Clearing vegetation without burning

CFA is proudly working with communities across Victoria to reduce fire risks in innovative ways. 


Nowhere is this more evident than the work we are doing through the Safer Together partnership. Funded by the Victorian Government, Safer Together brings together CFA, Department of Environment, Land, Water and Planning, Forest Fire Management Victoria, communities and local councils to find innovative solutions to fuel reduction based on each community’s input and backed up with expert, scientific advice.

Wannon Falls Reserve

At Wannon Falls Reserve in the Southern Grampians Shire, everyone has worked incredibly hard on a major habitat enhancement and fire-risk reduction program. As the project’s original facilitator and CFA’s Vegetation Management Officer Andy Govanstone put it, the Wannon Falls Reserve project embodies everything that the Safer Together program stands for.

“It’s an approach that combines stronger community partnerships with the latest science and research to more effectively target reducing bushfire risk across the landscape,” Andy said.

“Initially, there was considerable criticism of the shire from the Wannon community regarding the management of the reserve. Relationships were strained - even between community members.”

To build relationships, a wide range of community activities were carried out including a listening post, public meetings, simtable exercises, brigade workshops, forums and a vegetation management bus trip. Through these activities it became clear there was significant concern with the overabundant Acacia paradoxa (commonly called hedge wattle) spreading through bushland and the fire risk it presented in Wannon Falls Reserve.

Everyone worked together to address the reduction of fire risk in the reserve and developed a bushfire reduction plan. The plan has already seen hedge wattle cleared, and the reserve made safe from a fuel management perspective and for visitors.

Strict permit conditions meant the hedge wattle had to be hand-cut and carried (not dragged) to an area to be mulched. Because the task was so labour intensive the job was done by contractors, as was the mulching component. The hedge wattle was turned into mulch which was then used in community revegetation projects in the surrounding area. 

Wannon residents have offered to keep their eyes open for emerging hedge wattle seedlings and remove them by hand to prevent them taking over the site again.

By implementing a Safer Together approach in Wannon, the fire risk is under control for the coming fire season.

Wannon-Nigretta Community Group Secretary Shirley Bramley thanked the partnership for delivering this project to the community.

“On behalf of the Wannon community, I thank you so very much and look forward to the continued improvement of these unique
community assets,” she said.


Likewise, the community of Moyston has benefitted significantly from the Safer Together approach by reducing elevated fuel, mainly hedge wattle, in the Asset Protection Zone to the south and west of the township. 

The Moyston Common is managed by a Committee of Management and abuts both private land and areas maintained by Parks Victoria and Forest Fire Management Victoria.

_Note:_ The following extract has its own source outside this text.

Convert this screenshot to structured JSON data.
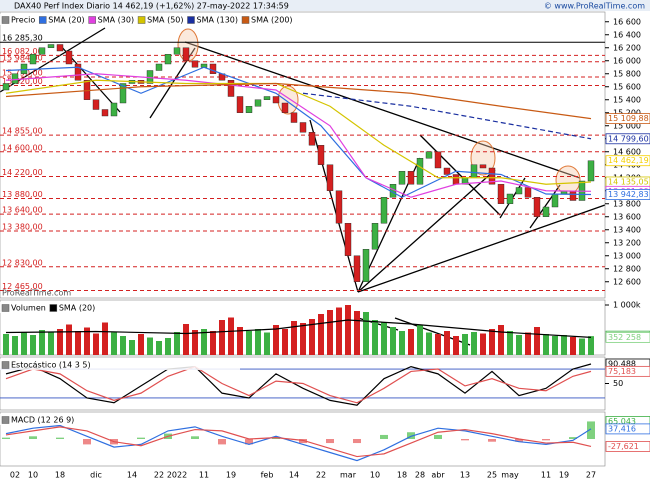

Moyston Public Parks Secretary and President of Moyston Progress Association Max McLean explained.

“Rampart growth of elevated fuel in this area for many years has been a source of concern for township residents and all groups within the town because of the risk it will allow bushfire either directly into the township or sweep through on a wind change. We came close to both these scenarios during 2006 and 2015 major fires.”

The area is regularly burned by Moyston Fire Brigade members and the encroaching hedge wattle has impacted the burn
program and increased the risk to the community.

The brigade, Forest Fire Management Victoria and CFA’s Vegetation Management team produced a plan to treat the affected areas using a skid steer forestry disc mulcher. The mulching program took five days and covered an area of approximately 11 hectares. The result was a significant reduction in the bushfire risk to the town, plus an enhancement to the local area.

The Moyston Landcare Group was appreciative of CFA’s efforts to carry out hedge wattle control work. President Madelene
Townsend said including the areas south and west of Moyston in the township fire prevention zone, allowed CFA to not only carry out vital fire preparation work, but also enhance biodiversity and reduce the rabbit population.

“Acacia paradoxa unfortunately can take over, choking other native species and creating a perfect rabbit harbour,” Madelene said. “Over a period of time, a range of native flora will again return, especially native grasses. The Landcare Group can plan to assist this process by planting native grasses to enhance the area and also create a walking track for locals and visitors to enjoy the outdoors and learn a bit of its mining history.”